Should We Just Use ‘DSLR’ to Describe Big Cameras, Mirror or Not?

A sony alpha a9 mirrorless camera without a lens, displayed against a black background with the letters "dslr" in gray.

This week, director Steven Soderbergh took part in an interview where he discussed the making of Presence, in which he revealed it was filmed on a Sony a9 III… which he gleefully referred to as a DSLR.

Update 4/25: After publication, Jordan Drake informed me that Soderbergh has in fact worked as a cinematographer on many of his films, including Presence, and camera operates to some degree on most if not all of his films. So, take that for what you will.

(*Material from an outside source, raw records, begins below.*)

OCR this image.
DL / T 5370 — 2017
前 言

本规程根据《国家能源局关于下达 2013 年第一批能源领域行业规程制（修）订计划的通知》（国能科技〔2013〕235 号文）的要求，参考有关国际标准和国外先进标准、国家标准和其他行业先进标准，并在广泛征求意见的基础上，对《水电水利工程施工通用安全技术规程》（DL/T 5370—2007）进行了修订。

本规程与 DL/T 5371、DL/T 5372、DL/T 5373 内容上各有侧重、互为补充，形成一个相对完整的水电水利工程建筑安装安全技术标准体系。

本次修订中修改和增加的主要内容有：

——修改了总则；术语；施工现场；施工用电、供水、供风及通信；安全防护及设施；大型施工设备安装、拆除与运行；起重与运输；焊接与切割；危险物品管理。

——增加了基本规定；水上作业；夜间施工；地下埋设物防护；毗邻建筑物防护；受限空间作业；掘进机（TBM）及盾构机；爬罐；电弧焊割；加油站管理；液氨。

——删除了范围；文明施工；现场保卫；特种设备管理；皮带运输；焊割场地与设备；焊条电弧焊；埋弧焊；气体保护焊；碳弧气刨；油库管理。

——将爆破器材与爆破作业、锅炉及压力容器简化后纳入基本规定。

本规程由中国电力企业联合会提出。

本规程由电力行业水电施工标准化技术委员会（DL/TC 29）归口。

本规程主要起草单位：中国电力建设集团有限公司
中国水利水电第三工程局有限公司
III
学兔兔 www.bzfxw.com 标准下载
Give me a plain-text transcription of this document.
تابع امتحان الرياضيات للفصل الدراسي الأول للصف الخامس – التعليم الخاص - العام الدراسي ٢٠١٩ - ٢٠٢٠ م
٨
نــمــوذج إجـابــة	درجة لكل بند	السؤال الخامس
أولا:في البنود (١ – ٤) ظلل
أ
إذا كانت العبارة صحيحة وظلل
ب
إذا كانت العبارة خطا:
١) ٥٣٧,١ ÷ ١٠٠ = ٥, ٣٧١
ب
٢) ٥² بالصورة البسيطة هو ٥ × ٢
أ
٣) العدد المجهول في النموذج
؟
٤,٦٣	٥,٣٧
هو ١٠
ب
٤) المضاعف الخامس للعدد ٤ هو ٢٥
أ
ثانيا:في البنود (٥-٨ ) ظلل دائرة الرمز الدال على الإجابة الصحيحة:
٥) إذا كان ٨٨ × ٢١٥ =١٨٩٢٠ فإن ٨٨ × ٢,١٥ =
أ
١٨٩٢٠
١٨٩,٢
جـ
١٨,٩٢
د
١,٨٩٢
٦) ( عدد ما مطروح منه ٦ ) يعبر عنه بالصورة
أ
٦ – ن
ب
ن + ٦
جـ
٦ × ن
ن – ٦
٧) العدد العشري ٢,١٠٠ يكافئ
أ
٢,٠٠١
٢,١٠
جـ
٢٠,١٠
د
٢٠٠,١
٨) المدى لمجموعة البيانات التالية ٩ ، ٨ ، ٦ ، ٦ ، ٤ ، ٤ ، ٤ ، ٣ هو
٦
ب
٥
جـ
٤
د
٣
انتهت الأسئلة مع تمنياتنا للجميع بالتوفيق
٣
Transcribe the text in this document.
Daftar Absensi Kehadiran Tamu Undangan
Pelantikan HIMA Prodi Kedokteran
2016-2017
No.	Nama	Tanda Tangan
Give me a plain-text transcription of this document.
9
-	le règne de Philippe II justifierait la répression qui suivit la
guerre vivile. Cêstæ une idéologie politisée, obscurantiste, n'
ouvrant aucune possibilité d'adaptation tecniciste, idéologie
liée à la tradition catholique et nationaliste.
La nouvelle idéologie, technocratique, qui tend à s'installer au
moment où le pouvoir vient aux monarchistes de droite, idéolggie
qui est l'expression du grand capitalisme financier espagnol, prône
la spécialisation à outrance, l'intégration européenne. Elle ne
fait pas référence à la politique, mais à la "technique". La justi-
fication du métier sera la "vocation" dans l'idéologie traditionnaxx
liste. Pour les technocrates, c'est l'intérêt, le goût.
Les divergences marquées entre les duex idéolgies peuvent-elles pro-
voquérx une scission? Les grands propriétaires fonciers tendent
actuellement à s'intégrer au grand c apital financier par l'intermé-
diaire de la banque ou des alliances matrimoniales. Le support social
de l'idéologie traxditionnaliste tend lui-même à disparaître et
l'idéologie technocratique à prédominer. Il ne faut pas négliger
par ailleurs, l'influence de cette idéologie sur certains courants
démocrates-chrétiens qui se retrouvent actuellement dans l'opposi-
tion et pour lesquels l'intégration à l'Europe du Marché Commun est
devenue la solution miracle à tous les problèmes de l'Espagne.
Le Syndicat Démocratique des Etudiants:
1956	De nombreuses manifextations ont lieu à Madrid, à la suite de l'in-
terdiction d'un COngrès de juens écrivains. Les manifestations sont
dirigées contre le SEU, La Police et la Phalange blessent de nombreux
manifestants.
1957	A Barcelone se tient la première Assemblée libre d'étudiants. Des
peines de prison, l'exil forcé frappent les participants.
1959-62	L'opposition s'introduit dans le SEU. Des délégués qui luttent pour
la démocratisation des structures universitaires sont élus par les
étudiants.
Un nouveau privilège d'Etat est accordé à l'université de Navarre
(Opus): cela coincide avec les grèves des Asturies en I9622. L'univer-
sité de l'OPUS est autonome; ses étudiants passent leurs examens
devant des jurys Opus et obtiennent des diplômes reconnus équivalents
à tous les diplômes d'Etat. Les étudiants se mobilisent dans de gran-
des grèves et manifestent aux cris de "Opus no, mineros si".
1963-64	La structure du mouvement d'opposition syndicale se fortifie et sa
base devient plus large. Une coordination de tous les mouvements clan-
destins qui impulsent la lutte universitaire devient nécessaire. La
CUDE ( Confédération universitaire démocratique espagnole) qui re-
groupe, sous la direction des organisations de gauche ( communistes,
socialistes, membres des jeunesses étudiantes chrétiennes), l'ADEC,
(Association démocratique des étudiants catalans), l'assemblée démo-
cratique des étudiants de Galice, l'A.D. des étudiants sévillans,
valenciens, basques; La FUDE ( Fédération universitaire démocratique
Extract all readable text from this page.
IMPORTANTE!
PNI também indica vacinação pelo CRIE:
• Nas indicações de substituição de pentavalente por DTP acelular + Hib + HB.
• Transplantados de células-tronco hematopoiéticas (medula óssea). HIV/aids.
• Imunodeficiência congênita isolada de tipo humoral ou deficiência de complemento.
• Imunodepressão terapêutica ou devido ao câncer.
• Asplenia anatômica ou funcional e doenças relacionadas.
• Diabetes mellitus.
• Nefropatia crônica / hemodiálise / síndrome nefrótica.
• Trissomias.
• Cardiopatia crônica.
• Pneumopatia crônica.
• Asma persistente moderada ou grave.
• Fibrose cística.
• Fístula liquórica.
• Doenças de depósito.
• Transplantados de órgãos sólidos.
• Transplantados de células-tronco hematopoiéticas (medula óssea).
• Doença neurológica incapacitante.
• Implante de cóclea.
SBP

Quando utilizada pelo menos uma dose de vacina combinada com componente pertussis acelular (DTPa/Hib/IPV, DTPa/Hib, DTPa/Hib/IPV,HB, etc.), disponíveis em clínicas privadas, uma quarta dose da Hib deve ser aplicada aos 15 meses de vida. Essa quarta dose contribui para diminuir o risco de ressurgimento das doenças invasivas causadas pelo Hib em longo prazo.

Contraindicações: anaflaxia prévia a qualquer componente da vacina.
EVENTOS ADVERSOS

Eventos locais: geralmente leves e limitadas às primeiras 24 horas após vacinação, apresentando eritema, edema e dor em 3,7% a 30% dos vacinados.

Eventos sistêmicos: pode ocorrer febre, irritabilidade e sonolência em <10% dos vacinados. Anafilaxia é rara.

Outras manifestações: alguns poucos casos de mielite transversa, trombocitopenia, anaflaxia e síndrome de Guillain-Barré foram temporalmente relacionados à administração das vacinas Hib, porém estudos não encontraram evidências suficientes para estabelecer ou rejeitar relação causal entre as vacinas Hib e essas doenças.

The whole interview is great and I love the fact that feature films can now successfully be shot with smaller, more approachable cameras compared to the exceedingly expensive behemoths from manufacturers like Arri. I wish I could have focused on that aspect more, but I found myself unable to get past the fact that Soderbergh just called the a9 III a DSLR. Not only that, he did it with such confidence.

“We shot this on the newest iteration of the Sony DSLR, which is, as you know, a digital single-lens reflex camera. Its primary mode is as a still camera, but it also shoots really good video. It’s small, and this new version has a sensor that was never used in a DSLR before,” he tells Filmmaker Magazine.

A young woman in a dimly lit room looks anxiously towards a light source, as three blurred figures stand ominously in the background.
Actor Callina Liang in Soderbergh’s new film, ‘Presence.’ | Courtesy of Sundance Institute.

And so here I sit, in a dimly lit room, slouched in front of my computer, dejected, disappointed, and defeated. Part of our job as journalists is to be, at times, educators. We have done our best for years to consistently explain the difference between a mirrorless camera and a DSLR, but it doesn’t seem to make a difference. If Soderbergh, who may not be a cinematographer but who does reside in the highest level of filmmaking, can look an interviewer straight in the face and call an a9 III a DSLR, then I give up.

Fine. It’s a DSLR.

There is Precedent For This

If we as photography enthusiasts agreed to call any interchangeable lens camera a DSLR, it wouldn’t be unprecedented. There are several examples of such a thing which even has a name: a pseudo-acronym. While some are pronunciation based, like BBQ or K9, others may have actually stood for something in the past but are no longer tethered to that original definition.

Take, for example, the SAT. In the United States, high school students will take the SAT — which once stood for Scholastic Aptitude Test — in order to obtain a test score that can be used for college admissions. The SAT no longer stands for anything — it just is. ISO, which used to stand for International Standards Organization, actually doesn’t stand for that anymore either; the organization just goes by ISO: the International Organization for Standardization.

Related to a recent project we at PetaPixel undertook, the massive LSST camera has used that same acronym to stand for two different things and the location where it was assembled, SLAC — which used to be the short form of Stanford Linear Accelerator Center — no longer stands for anything either and the short-form is used alone.

There are other examples of organizations or acronyms that once stood for something as a short form and eventually outgrew the connection to the long form. As a result, I say again that it would not be crazy to consider DSLR as just a term for a camera with an interchangeable lens and not “digital single lens reflex.”

It’s been more than a decade since the first mirrorless camera came out and I have seen multiple attempts at making that word easier to say, remember, or just plain catchier. The one that came closest was ILC (interchangeable lens camera) or perhaps MILC (mirrorless interchangeable lens camera) but none of them stuck. I still hear friends, neighbors, and award-winning directors referring to modern mirrorless cameras as DSLRs.

I’m not sure it’s worth trying to teach the word “mirrorless” anymore. Soderbergh’s interview has broken me. Just as Winston “loved big brother” at the end of 1984… I love my Canon R5 DSLR.